15 Temmuz hain darbe girişiminin yıldönümünde FETÖ ile mücadele sürerken ABD’nin koruma altına aldığı Gülen maşası hala daha faaliyetini sürdürmekte.
Türkiye’nin yurtiçi ve yurtdışı girişimlerinde her ne kadar bazı ülkelerde sonuç alsa da ABD ve Almanya Türkiye’nin savlarına inanmamaya devam etmekte.
Hal böyle olunca akıllara bazı perde arkası ilişkilerin olduğu geliyor. Gülen eksenli bir örgütün bu kadar yayılması ve ülkelerde paralel devlet kurması haliyle kolay değil. Tek başına olacak bir şey de değil.
Muhakkak bazı güçlerin yardımı şart… ABD istiharatı CIA’in FETÖ’nün arkasında olduğu gerçeğini biliyorken son zamanlarda Amerikalı araştırmacı ve avukatlar tarafından da aşikar ediliyor.
CIA, Amerika’nın Yeni Dünya Düzeni politikaları istikametinde, milli devletleri dönüştürme ve radikal grupları temizleme, küresel politikalara aykırı olan ülke liderlerini legal-illegal siyasal eylemlerle saha dışına alma, önemli ülkeleri Yeni Dünya Düzeni sistemini bozmayacak liderlerle yöneltme merkezli faaliyet yürüten bir yapılanmadır
CIA-Amerika’nın Yeni Dünya Düzeni için hedef ülkelere yönelik çalışma stratejisi ise FETÖ’nün ülkelerde nasıl yerleştiğini gösteriyor.
Sızma : Deniz aşırı resmi görünmeyen gizli teşkilat kurma/geliştirme. Türkiye’de FETÖ budur.
Siyaseti dizayn: Siyasi partileri kontrol etme, finanse etme, ele geçirme. Türkiye’de üç partinin dizaynı
Propaganda: Medyayı yönlendirmek, psikolojik harekâtı işletmek… Yabancı basına yazdırırlar, Türkiye içi operasyon kanatları aktarma yapar.

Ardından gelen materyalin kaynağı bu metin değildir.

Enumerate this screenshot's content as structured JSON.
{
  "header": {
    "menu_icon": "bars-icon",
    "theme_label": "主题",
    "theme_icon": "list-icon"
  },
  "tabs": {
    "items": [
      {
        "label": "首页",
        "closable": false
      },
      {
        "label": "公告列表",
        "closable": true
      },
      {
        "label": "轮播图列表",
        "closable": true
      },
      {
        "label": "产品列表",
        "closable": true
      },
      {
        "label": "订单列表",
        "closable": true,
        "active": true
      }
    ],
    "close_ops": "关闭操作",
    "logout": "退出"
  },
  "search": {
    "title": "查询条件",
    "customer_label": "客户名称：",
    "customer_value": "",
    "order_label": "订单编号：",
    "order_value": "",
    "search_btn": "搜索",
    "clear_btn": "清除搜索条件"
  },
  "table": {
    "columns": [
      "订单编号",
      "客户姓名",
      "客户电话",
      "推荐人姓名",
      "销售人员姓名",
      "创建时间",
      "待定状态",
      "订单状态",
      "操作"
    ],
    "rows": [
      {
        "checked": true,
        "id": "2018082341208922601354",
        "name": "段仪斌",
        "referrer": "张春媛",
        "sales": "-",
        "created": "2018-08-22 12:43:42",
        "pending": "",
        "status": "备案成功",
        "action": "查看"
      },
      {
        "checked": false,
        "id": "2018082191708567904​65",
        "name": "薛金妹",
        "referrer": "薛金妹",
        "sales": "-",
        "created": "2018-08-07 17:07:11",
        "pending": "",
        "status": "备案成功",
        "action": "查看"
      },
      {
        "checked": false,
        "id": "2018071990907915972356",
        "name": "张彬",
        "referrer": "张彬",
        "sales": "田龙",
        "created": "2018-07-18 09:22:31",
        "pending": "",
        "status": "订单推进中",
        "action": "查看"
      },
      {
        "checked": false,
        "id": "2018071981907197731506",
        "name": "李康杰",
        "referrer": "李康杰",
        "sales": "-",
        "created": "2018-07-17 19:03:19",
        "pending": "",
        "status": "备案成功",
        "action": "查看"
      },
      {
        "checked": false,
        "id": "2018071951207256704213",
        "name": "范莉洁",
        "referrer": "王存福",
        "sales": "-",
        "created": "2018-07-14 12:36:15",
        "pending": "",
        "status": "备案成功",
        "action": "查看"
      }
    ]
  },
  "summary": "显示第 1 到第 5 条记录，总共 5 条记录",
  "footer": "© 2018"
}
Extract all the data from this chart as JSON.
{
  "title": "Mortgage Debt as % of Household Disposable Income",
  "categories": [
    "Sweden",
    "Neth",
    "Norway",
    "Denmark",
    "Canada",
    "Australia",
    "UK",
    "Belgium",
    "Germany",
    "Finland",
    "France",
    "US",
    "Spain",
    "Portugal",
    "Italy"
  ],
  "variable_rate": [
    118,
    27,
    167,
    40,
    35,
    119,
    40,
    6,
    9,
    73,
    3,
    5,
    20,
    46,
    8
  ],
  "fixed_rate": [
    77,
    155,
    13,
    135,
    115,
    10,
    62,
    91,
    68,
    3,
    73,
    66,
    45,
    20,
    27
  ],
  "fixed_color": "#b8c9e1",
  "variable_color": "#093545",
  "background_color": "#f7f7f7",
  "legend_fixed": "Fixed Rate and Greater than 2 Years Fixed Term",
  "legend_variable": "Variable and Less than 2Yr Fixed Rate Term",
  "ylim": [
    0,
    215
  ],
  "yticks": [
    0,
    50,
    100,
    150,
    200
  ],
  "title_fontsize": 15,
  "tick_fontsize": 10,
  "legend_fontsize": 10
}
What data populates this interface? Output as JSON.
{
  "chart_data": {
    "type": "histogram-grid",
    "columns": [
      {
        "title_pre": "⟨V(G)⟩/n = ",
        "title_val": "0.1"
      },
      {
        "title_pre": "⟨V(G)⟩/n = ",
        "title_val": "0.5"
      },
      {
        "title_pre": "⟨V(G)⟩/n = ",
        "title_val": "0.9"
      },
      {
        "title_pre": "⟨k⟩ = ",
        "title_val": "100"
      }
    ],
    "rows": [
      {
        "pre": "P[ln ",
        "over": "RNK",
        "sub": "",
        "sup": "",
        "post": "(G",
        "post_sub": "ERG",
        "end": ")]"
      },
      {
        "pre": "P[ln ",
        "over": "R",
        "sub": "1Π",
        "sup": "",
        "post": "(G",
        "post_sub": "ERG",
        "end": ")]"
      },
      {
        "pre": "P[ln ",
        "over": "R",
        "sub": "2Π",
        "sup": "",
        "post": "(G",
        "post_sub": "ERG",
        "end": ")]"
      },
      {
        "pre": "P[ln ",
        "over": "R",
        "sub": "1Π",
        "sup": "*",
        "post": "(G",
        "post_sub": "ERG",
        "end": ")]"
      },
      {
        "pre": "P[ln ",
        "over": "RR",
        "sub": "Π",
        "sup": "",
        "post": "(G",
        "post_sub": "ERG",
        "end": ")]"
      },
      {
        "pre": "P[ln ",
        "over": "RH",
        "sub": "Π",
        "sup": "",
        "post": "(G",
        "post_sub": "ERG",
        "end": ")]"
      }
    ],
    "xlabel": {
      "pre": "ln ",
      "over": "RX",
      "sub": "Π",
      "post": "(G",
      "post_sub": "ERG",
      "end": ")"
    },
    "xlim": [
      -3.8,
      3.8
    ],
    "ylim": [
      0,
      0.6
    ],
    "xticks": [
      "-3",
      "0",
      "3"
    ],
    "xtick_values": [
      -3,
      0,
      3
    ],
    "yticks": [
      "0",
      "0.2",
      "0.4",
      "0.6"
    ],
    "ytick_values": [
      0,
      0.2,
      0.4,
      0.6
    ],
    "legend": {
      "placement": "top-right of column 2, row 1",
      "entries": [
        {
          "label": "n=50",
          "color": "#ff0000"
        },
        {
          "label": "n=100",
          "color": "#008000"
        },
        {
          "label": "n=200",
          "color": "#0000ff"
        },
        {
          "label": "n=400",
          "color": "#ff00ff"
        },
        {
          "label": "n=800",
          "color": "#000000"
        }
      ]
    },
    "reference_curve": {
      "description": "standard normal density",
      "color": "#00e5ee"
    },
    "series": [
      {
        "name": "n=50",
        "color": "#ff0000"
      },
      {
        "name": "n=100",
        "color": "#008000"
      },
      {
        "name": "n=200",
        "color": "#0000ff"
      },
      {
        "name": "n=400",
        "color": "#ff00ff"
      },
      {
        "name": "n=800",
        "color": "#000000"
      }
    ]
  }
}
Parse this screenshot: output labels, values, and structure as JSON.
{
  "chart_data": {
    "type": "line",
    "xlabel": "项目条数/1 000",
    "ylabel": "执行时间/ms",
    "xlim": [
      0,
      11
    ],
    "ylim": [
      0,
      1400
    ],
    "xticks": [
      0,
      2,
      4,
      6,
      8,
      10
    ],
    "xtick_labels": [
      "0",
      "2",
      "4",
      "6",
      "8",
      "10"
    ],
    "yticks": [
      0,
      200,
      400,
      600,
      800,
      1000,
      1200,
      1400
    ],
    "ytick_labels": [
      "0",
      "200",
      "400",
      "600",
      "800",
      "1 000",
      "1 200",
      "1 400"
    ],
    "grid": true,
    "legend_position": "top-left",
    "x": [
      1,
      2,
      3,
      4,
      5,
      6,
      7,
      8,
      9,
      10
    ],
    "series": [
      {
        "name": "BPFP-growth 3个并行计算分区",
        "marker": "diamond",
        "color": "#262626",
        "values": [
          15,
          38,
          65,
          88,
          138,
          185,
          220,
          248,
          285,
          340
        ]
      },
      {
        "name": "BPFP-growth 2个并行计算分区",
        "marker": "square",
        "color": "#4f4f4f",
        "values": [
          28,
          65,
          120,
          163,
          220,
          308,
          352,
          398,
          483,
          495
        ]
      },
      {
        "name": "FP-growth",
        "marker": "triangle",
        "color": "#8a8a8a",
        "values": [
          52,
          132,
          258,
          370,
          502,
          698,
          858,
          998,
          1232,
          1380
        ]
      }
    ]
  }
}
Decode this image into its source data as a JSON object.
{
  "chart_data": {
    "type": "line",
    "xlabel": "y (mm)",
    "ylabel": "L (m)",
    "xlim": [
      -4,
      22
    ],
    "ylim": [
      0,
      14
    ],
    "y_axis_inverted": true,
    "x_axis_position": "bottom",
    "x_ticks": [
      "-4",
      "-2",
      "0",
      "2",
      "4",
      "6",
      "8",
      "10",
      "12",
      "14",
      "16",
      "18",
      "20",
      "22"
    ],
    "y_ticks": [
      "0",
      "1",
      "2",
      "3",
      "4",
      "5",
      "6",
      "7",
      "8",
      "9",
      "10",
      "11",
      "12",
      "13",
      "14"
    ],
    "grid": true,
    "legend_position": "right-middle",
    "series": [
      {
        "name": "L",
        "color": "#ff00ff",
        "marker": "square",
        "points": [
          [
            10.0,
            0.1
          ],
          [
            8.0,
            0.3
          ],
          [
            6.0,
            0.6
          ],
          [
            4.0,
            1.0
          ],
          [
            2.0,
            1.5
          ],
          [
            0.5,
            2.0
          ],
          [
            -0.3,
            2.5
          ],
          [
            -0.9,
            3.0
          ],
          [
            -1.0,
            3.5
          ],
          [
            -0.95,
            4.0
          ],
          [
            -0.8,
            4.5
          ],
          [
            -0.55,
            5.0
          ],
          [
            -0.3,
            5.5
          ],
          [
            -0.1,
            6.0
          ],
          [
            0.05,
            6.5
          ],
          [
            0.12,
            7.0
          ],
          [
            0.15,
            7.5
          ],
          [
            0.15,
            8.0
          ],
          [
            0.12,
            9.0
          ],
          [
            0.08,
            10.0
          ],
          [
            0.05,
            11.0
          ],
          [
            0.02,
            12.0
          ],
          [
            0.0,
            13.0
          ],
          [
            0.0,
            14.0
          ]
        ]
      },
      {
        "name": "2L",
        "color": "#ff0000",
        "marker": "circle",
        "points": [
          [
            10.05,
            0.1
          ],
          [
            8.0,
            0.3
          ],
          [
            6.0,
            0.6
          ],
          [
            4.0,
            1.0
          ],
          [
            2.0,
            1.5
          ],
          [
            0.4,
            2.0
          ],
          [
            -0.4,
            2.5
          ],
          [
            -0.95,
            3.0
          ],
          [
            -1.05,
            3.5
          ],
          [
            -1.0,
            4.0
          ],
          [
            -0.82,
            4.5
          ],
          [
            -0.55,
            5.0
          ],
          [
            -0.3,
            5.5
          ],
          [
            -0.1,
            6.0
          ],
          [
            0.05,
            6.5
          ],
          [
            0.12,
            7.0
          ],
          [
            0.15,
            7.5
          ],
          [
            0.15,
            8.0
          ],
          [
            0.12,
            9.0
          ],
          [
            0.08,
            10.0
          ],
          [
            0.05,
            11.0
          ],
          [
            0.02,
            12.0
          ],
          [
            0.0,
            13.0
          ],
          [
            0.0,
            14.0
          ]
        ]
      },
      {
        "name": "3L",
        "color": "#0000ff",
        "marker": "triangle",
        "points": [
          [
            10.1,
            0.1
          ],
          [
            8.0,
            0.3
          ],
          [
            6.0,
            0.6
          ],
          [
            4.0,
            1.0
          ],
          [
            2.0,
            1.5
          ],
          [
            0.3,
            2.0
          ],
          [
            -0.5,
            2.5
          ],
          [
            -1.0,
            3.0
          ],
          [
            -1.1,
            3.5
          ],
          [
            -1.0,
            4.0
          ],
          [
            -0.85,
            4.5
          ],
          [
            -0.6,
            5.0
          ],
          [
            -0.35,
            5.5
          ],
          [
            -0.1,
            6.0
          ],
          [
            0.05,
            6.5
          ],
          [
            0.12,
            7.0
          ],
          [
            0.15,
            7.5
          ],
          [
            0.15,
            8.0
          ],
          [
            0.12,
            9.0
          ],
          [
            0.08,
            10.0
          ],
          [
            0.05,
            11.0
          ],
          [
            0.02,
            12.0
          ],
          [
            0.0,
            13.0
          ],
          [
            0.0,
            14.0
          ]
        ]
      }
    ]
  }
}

İşte FETÖ’nün oluşumu ve gelişiminin CIA eliyle inşasının göstergesi…
Bitmiyor bir de itiraflar var tabi…
ABD Merkez Kuvvetler Komutanı (CENTCOM) General Joseph Votel FETÖ’cü darbecilere yapılan operasyonları şöyle değerlendiriyor: “Türk Ordusu içindeki birçok müttefikimiz hapse kondu”
2008’de Rusya’dan kaçan FETÖ’cüler, Kanada’ya sığınma talebinde bulunarak Kanada Göçmenlik Kurumu da referans için Jamestown Foundation isimli ABD’li düşünce kuruluşuna başvuruyorlar. Jamestown Foundation , FETÖ’cülere referans oluyor ve Jamestown Foundation’ın yönetim kurulu incelendiğinde, CIA ile bağlantısı açıkça görülüyor.
Jamestown Foundation yönetiminde yer alan Michael Hayden, 2006-2009 yılları arasında CIA Direktörlüğü görevini yürüten isim. FETÖ’ye referans olan kuruluşun yönetiminde, eski üst düzey CIA yöneticisinin bulunması, FETÖ’nün ABD’li istihbarat kuruluşu tarafından desteklendiğini gözler önüne seriyor.
Bitmedi. Gülen, ABD’ye kaçtığında FBI “Bu adam tehlikeli” diyerek sınır dışı edilmesini istiyor. Ancak Fuller’in araya girmesi ve Gülen’e kefil olması ile Gülen Amerika’da kalıyor. Gülen hakkında 1999’da Ankara Emniyet Eski Müdürü Cevdet Saral tarafından hazırlanan ‘Paralel devlet’ konusunu ilk kez resmi kayıtlara geçiyor ve FETÖ elebaşı Gülen, CIA tarafından apar topar Amerika’ya götürülüyor.
ABD’nin bu kadar Gülen’e sahip çıkması boşa değil anlayacağımız. Lakin o sahip çıkılan Gülen bugün ABD’nin başına çorap örmekte. Eğitim üzerinden aynı stratejilerle ABD’nin sistemini çökertme girişiminde.
Açtıkları okullarda kara para aklamalar, usulsüzlükler ve arkalarında olan politikacılar tarafından kaldırdıkları paralar bir de üzerinde eğitim sisteminde bozukluklara sebep olmalarıyla ABD’yi tehdit ediyorlar.
ABD’deki ileri gelen avukat ve araştırmacı gibi uzmanlar halkta farkındalık oluşturmak ve bu örgüte karşı politikacıları uyarmak için çabalıyor. Almanya ise FETÖ konusunda fikrini yavaş yavaş değiştirme eğiliminde…
Ama bunlar farkına varıp önüne geçene kadar çoktan eğitimlerinden tutunda diğer tüm sistemleri çöküp gidecek.
Türkiye için yapamadıklarını ABD ve Almanya’da yapacaklarını hep birlikte izleyeceğiz. Ne derler, keser döner sap döner, gün gelir hesap döner.